In February, Microsoft began delivering both security updates and non-security product updates for SharePoint through Windows Update. This caught a lot of customers by surprise and not in a good way. Delivering non-security updates to critical SharePoint components has the potential to break things if untested. And, considering how bad each patching month has been in the last couple years, customers would rather retrieve the non-security updates themselves and test and install in a controlled manner.
One commenter said this:
…this is a pretty silly move. It ensures that administrators will be even less likely to keep their servers patched against common windows vulnerabilities, while ensuring that those who do are more likely to break their SharePoint farms.
Factor in the dismal track record of these CUs, and the future gets pretty dark.
It seems unlikely to me that testing Windows Updates includes testing SharePoint Cumulative Updates. Everything about how SharePoint works (complexity, multiple tiers, variations in configuration, custom code) screams that auto updating is a terrible idea.
Seems you have a fairly rosy view of how patch management works in most companies.

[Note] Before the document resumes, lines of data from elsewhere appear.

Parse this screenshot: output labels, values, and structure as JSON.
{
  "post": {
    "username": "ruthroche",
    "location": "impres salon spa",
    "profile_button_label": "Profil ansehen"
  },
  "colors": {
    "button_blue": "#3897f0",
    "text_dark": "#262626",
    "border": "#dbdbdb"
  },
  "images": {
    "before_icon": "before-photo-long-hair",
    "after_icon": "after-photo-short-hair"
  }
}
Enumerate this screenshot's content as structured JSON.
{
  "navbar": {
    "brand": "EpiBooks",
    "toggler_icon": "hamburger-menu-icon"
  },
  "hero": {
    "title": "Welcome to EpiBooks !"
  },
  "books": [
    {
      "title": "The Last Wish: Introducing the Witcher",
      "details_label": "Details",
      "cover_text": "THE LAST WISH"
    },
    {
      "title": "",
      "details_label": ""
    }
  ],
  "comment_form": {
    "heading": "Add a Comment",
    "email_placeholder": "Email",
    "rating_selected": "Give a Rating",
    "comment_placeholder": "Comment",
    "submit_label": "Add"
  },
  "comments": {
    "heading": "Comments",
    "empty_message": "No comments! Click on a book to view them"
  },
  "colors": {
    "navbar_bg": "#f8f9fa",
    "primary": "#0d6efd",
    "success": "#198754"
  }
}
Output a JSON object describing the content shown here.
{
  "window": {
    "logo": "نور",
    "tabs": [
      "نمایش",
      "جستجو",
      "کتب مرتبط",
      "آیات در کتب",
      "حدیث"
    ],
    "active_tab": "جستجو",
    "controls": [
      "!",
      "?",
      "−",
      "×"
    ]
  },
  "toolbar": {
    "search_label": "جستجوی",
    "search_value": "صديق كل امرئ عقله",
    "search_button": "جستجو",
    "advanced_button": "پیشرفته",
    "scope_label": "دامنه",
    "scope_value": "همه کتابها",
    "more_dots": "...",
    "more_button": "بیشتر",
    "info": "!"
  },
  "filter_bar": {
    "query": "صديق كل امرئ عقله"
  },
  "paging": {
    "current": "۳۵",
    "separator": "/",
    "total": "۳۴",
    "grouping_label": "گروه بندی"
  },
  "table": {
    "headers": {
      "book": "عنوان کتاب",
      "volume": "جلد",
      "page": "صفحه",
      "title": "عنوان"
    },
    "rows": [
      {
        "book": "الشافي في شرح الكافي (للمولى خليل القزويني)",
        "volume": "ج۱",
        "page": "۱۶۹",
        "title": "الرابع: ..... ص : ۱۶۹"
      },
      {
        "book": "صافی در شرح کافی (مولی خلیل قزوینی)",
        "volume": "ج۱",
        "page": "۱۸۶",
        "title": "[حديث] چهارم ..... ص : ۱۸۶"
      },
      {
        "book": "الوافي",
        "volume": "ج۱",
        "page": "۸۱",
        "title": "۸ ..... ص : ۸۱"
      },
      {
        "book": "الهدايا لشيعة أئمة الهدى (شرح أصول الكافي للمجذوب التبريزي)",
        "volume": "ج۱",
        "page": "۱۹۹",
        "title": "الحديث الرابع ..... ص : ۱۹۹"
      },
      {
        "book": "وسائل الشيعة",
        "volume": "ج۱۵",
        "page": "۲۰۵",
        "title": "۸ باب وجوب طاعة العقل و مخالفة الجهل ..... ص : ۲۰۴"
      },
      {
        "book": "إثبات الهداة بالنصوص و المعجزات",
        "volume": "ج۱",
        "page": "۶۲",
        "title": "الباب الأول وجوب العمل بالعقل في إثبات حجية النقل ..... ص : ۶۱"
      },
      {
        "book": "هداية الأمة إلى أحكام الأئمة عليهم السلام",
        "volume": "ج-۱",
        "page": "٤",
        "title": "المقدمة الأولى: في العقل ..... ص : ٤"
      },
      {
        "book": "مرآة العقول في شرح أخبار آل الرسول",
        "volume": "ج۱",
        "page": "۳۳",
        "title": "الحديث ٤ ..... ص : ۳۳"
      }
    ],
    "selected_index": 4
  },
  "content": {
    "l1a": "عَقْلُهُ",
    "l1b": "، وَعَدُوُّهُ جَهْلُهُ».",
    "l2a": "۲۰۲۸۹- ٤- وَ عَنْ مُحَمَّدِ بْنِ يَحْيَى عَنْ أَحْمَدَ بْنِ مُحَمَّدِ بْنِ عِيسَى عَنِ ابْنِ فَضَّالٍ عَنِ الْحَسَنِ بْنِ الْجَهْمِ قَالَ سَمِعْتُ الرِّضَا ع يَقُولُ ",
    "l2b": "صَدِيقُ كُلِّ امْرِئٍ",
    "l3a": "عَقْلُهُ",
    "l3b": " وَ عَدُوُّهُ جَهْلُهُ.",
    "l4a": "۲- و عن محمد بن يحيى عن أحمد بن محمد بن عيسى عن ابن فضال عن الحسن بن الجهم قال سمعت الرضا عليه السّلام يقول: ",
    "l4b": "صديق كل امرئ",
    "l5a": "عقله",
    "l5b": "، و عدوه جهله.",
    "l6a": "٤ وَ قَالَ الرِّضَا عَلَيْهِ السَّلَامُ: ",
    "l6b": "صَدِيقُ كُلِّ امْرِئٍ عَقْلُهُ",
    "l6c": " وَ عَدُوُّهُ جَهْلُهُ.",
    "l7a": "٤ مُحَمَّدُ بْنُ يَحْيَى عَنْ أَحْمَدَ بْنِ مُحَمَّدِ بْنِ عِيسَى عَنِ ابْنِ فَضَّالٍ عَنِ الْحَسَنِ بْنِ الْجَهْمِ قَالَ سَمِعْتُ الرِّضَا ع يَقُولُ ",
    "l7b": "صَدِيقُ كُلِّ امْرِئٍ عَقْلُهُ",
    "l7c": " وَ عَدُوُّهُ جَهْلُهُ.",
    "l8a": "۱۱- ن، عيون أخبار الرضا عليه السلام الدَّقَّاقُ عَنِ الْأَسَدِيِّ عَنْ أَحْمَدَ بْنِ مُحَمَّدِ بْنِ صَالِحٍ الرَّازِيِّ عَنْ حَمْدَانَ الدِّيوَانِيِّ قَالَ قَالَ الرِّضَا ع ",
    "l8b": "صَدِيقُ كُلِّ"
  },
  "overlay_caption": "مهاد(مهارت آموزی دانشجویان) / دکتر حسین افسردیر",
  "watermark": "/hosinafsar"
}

This is unfortunate.
Whether the company listened to the complaints or just found it functionality difficult, Microsoft's Stefan Goßner today has announced that Microsoft is altering the plan once again:
We want to let everyone know of a change to the patch delivery strategy for Office server products. As of March 2015, all Office product updates will be offered via Microsoft Update except for non-security updates for server products. Individual and “uber” server product updates will be published only to the Microsoft Download Center and customers can download/schedule/plan/test accordingly.
Please note that this does not affect security fixes for server products as they will continue to be available via Microsoft Update.
Thank you for the announcement - admins are cheering right now.